# Magic wednesday



## billski (Feb 24, 2010)

12-15" and growing.  Heavy snow no wind
orgasmic conditions
not coming back till spring


----------



## WJenness (Feb 24, 2010)

Have fun Bill!

Wish I was there...

-w


----------



## WinnChill (Feb 24, 2010)

Enjoy!  Winds should pick up this PM...can you be our slopeside observer and post an update later on?  I can tell only so much from radar/satellite and those little wind barbs.

:beer:


----------



## rocojerry (Feb 24, 2010)

wishing I was there.


----------



## mtl1076 (Feb 24, 2010)

WinnChill said:


> Enjoy!  Winds should pick up this PM...can you be our slopeside observer and post an update later on?  I can tell only so much from radar/satellite and those little wind barbs.
> 
> :beer:



Bill is still up skiing, but I just measured 24" on the deck, which was up to 26" before it compacted.  An easy 30"+ up top.  

Today was silly deep.


----------



## bvibert (Feb 24, 2010)

mtl1076 said:


> Bill is still up skiing, but I just measured 24" on the deck, which was up to 26" before it compacted.  An easy 30"+ up top.
> 
> Today was silly deep.



Pics?!?!?!?!?


----------



## gmcunni (Feb 24, 2010)

bvibert said:


> Pics?!?!?!?!?



i really hope rusty groomer guys are out there and we get a POV tonight.


----------



## mtl1076 (Feb 24, 2010)

I've got one pic up as the pic of the day from this morning before I took a tree to the leg.  I will have a bunch of $$$ shots from friends rolling in tonight.  

It was reall quite impressive how fast everything piled up.


----------



## bvibert (Feb 24, 2010)

mtl1076 said:


> I've got one pic up as the pic of the day from this morning before I took a tree to the leg.  I will have a bunch of $$$ shots from friends rolling in tonight.
> 
> It was reall quite impressive how fast everything piled up.

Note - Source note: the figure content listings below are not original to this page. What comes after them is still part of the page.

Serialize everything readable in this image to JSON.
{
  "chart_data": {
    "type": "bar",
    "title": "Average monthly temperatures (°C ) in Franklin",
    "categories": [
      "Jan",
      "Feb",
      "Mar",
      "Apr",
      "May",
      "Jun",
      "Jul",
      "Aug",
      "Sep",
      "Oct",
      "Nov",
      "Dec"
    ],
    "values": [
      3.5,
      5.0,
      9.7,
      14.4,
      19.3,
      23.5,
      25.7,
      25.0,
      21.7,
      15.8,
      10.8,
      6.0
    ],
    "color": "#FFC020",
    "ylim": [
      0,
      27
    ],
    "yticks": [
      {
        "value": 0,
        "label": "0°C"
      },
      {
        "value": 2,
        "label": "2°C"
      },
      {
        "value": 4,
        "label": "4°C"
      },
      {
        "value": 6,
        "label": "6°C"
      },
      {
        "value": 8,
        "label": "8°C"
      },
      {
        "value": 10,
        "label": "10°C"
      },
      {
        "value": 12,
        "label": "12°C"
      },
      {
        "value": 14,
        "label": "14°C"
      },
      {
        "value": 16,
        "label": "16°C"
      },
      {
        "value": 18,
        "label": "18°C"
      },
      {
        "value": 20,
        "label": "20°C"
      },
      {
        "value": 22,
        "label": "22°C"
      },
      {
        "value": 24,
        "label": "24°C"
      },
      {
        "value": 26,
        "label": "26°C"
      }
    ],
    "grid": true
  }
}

http://magicmtn.com/pixoftheday.php

Crazy!  Keep us updated with the stoke!


----------



## bvibert (Feb 24, 2010)

mtl1076 said:


> I've got one pic up as the pic of the day from this morning before I took a tree to the leg.  I will have a bunch of $$$ shots from friends rolling in tonight.
> 
> It was reall quite impressive how fast everything piled up.



BTW - sorry to hear about the tree to the leg.  I hope it's not too serious!


----------



## polski (Feb 24, 2010)

Bill, TR or it didn't happen :razz:

Seriously, we need a green-with-envy emoticon.


----------



## billski (Feb 24, 2010)

*suffer!*



polski said:


> Bill, TR or it didn't happen :razz:
> 
> Seriously, we need a green-with-envy emoticon.



Tomorrow.  Going to bed.  T
Rivercoil managed to ek out a few words before he died.
Roark got a few pics out before he passed out.
http://forums.alpinezone.com/showthread.php?t=72534&page=3
Everything they say is truth and more, including the avalanche and the bus that jammed it self across the road.
I'll tell you about the guy from Utah who said we have more snow than he does back home.  And tons more stories.  It's all about the snow.

What Matt said is true: http://magicmtn.com/snowreport.php
He's actually agonizingly honest!

Warning: I am heading for Bolton/Stowe on Friday.  Follow me or regret it!!!!


----------



## billski (Feb 24, 2010)

WinnChill said:


> Enjoy!  Winds should pick up this PM...can you be our slopeside observer and post an update later on?  I can tell only so much from radar/satellite and those little wind barbs.
> 
> :beer:


Weather:
Snowed all day, about 2" an hour.  Impossible to keep chairs clear.  I had to brush myself off when I got to the top of the lift.  My clothes were soaking wet by 11AM.  So were everyone elses.

12" on the car at 6AM.  12" MORE inches on the car at 5PM.  Lower mountain had hail from about 3-330, then back to snow.  Snow consistency was heavy, but not moist enough to make a snowball.  When you hit the pockets, the snow just exploded all about.  32 degrees all last night, and stayed so all day.  Magic is at about 1300 feet el.  Out route 11 the snowplow piles were higher than my car, where there was nothing yesterday.  The plow guys did an admirable job but could not keep up with it.  2-4" on the road was common.  Love those snow tires!  Homebound, when I got to 91, elevation about 500 feet, the roads became wet, and the precip began a changeover.  By Brattleboro it was rain.  By Mass line it was 35F.  Westbound on rte 2, it just got uglier and uglier brown and rain.

I am praying for no disaster at higher els for this weekend.

Thanks for all the tips and data Winchill!


----------



## billski (Feb 24, 2010)

WinnChill said:


> Enjoy!  Winds should pick up this PM...can you be our slopeside observer and post an update later on?  I can tell only so much from radar/satellite and those little wind barbs.
> 
> :beer:



Zero winds all day (I left at 5pm).  We did lose power for a few mins though; does that count?


----------